Si dice: ma i «veterani» sono coloro che hanno vinto il Mondiale nel 2006. Certo. Sono gli stessi che hanno fatto ridere nei due Mondiali successivi, ma è vero, nel 2006 hanno vinto. Era la Nazionale di Lippi sconvolta e paradossalmente cementata da Calciopoli, e buona parte dei «veterani» militavano e militano in squadre ampiamente inquisite e condannate. Stiamo arrivando al dunque, come vedete: da quale pulpito possono pontificare giocatori che hanno passato la carriera nella Juve di Moggi o nel Milan di Galliani (anch’esso coinvolto in Calciopoli), che sono scesi in campo con la scritta «boia chi molla« (Buffon), che sono stati coinvolti in giri di scommesse clandestine (sempre Buffon), che da anni distribuiscono periodicamente gomitate agli avversari mettendo in difficoltà la propria squadra (De Rossi, sia in Nazionale – proprio ai Mondiali del 2006 – sia nella Roma)? Si dice: Balotelli è inopportuno, ha una vita privata agitata, combina un sacco di sciocchezze. Beh, saranno affari suoi: così come sono affari dei «veterani» le loro vite private, delle quali qui assolutamente non si parla. Ma l’unica differenza fra Balotelli e i suoi accusatori è nell’uso compulsivo dei social-network: Mario e molti giocatori della sua età «twittano» qualunque cosa passi loro per la testa, gli ultra-trentenni non lo fanno. Ma il paese è piccolo, la gente mormora, le riviste pettegole spettegolano. Quindi, ancora una volta: da che pulpito?

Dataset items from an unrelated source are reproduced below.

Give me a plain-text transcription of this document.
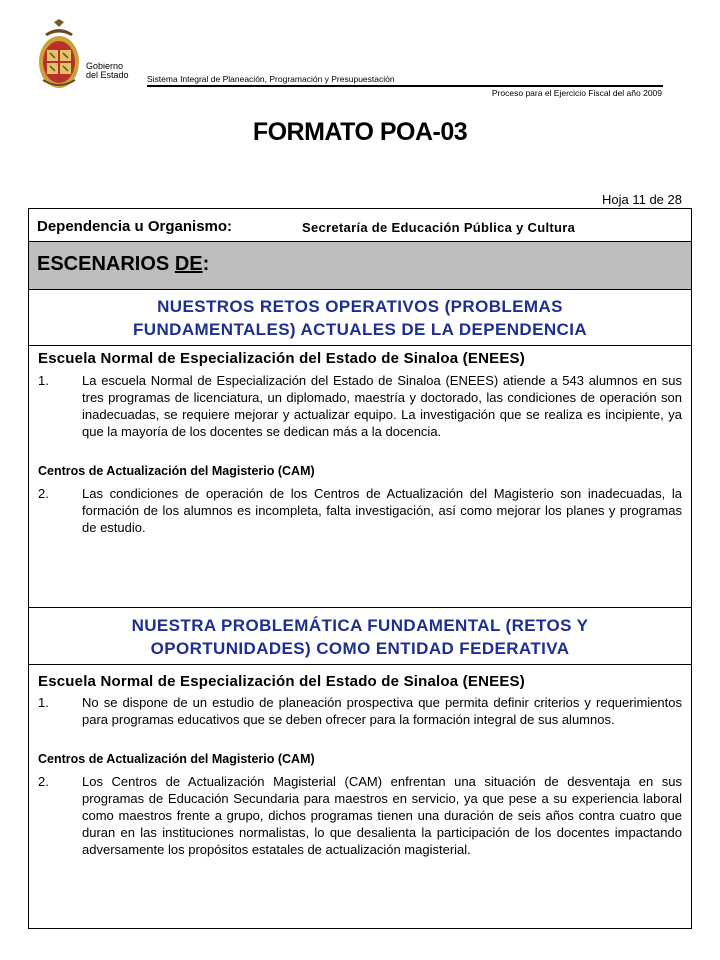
Gobierno
del Estado Sistema Integral de Planeación, Programación y Presupuestación
Proceso para el Ejercicio Fiscal del año 2009
FORMATO POA-03
Hoja 11 de 28
Dependencia u Organismo:	Secretaría de Educación Pública y Cultura
ESCENARIOS DE:
NUESTROS RETOS OPERATIVOS (PROBLEMAS
FUNDAMENTALES) ACTUALES DE LA DEPENDENCIA
Escuela Normal de Especialización del Estado de Sinaloa (ENEES)
1.	La escuela Normal de Especialización del Estado de Sinaloa (ENEES) atiende a 543 alumnos en sus tres programas de licenciatura, un diplomado, maestría y doctorado, las condiciones de operación son inadecuadas, se requiere mejorar y actualizar equipo. La investigación que se realiza es incipiente, ya que la mayoría de los docentes se dedican más a la docencia.
Centros de Actualización del Magisterio (CAM)
2.	Las condiciones de operación de los Centros de Actualización del Magisterio son inadecuadas, la formación de los alumnos es incompleta, falta investigación, así como mejorar los planes y programas de estudio.
NUESTRA PROBLEMÁTICA FUNDAMENTAL (RETOS Y
OPORTUNIDADES) COMO ENTIDAD FEDERATIVA
Escuela Normal de Especialización del Estado de Sinaloa (ENEES)
1.	No se dispone de un estudio de planeación prospectiva que permita definir criterios y requerimientos para programas educativos que se deben ofrecer para la formación integral de sus alumnos.
Centros de Actualización del Magisterio (CAM)
2.	Los Centros de Actualización Magisterial (CAM) enfrentan una situación de desventaja en sus programas de Educación Secundaria para maestros en servicio, ya que pese a su experiencia laboral como maestros frente a grupo, dichos programas tienen una duración de seis años contra cuatro que duran en las instituciones normalistas, lo que desalienta la participación de los docentes impactando adversamente los propósitos estatales de actualización magisterial.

Le critiche che i «veterani» hanno rivolto a Balotelli violano una regola sacra del calcio, secondo la quale in campo si perde e si vince in 11. Finiranno per affibbiargli la colpa anche del morso di Suarez a Chiellini, e del gol di spalla di Godin (magari doveva marcarlo lui, che era già stato sostituito). È un comportamento al quale possiamo dare un nome preciso: nonnismo. Chi scrive, il nonnismo l’ha subito, in caserma. È quel meccanismo in base al quale gli «anziani» (coloro che sono alla vigilia del congedo) si sentono autorizzati a vessare e talvolta, letteralmente, torturare i commilitoni appena arrivati, le cosiddette «burbe» o «spine» o «zanzare». Il nonnismo è una cosa bieca, dalla logica palesemente fascista: chi ha più potere ha la facoltà di perseguitare chi ne ha meno, non in base a presunti meriti, ma per puri motivi gerarchici. Balotelli si è trovato nella situazione di una «burba» messa in mezzo dai «nonni», che da sempre si fanno forti della loro solidarietà interna. Non è una cosa bella, ed è aggravata dal fatto che l’attaccante del Milan è stato scelto come capro espiatorio di un fallimento collettivo.
Come ha scritto Nicola Cacace sull’Unità di ieri, lo j’accuse di Buffon e degli altri «veterani» nei confronti di Balotelli è il simbolo di un Paese sempre più vecchio e sempre più ostile ai giovani. Non stupiamoci se ragazzi come Immobile o Verratti (o lo stesso Balotelli ai tempi del Manchester City) vanno serenamente a giocare all’estero. Stupiamoci piuttosto dell’arretratezza del calcio persino rispetto alla politica, forse per la prima volta nella sua storia. Un altro Mondiale così, altre polemiche così, e il calcio italiano chiude bottega. È quello che vogliamo?